Once again, a man was found to have climbed into the waste tank of an outdoor toilet, but according to a March report in the Twin Falls (Idaho) Times-News, the emergency crew seemed to accept his story that it was all a mistake and not a manifestation of perversion. Rescuers from the town of Filer, Idaho, said the man told them he was just looking for his keys that he had accidentally dropped and had been in the tank for 15 minutes before help arrived. The man declined to identify himself, and no official report was required, but after the man was hosed off by a fire truck, he "discovered" that his keys had been in his pocket all along, and he drove away.
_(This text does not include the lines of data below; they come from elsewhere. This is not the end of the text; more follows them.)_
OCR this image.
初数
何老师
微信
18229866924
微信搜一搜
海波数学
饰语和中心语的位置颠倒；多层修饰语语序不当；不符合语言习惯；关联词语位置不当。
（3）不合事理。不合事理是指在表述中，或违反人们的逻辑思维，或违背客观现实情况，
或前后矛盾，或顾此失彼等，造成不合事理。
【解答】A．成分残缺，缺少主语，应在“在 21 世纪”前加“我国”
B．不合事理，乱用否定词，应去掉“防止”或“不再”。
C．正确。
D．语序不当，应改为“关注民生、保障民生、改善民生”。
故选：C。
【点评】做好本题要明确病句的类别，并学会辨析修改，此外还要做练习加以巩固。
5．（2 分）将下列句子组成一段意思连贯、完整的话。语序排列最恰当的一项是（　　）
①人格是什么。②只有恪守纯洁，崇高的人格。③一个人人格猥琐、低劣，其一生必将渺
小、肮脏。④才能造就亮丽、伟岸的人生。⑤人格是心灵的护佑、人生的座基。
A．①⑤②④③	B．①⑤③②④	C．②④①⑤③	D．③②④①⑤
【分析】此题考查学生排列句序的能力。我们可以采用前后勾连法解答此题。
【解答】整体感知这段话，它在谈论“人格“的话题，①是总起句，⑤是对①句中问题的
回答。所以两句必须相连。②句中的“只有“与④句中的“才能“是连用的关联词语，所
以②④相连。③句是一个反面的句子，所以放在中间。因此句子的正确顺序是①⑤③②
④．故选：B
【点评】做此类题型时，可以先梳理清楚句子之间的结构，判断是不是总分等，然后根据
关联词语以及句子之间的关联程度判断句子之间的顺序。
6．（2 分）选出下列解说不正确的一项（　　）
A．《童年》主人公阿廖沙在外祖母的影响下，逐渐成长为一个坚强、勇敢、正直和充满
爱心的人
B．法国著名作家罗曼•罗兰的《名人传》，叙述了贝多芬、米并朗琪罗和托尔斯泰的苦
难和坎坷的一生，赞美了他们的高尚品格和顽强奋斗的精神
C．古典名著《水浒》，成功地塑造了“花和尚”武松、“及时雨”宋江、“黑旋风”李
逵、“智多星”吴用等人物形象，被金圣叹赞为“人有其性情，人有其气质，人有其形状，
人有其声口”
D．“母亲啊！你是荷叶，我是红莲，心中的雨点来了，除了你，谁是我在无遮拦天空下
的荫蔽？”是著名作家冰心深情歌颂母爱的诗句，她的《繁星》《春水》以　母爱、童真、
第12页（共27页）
In March 1991, Florence Schreiber Powers, 44, a Ewing, N.J., administrative law judge on trial for shoplifting two watches, called her psychiatrist to testify that Powers was under stress at the time of the incidents. The doctor said Powers did not know what she was doing "from one minute to the next," for the following reasons: recent auto accident, traffic ticket, new-car purchase, overwork, husband's kidney stones, husband's asthma (and noisy breathing machine in their bedroom), menopausal hot flashes, "ungodly" vaginal itch, bad rash, fear of breast and anal cancer, fear of dental surgery, son's asthma, mother's and aunt's illnesses, need to organize parents' 50th wedding anniversary, need to cook Thanksgiving dinner for 20 relatives, purchase of 200 gifts for Christmas and Hanukkah, attempt to sell her house without a broker, lawsuit against wallpaper cleaners, need to return newly purchased furniture, and toilet constantly running. (Nonetheless, she was convicted.)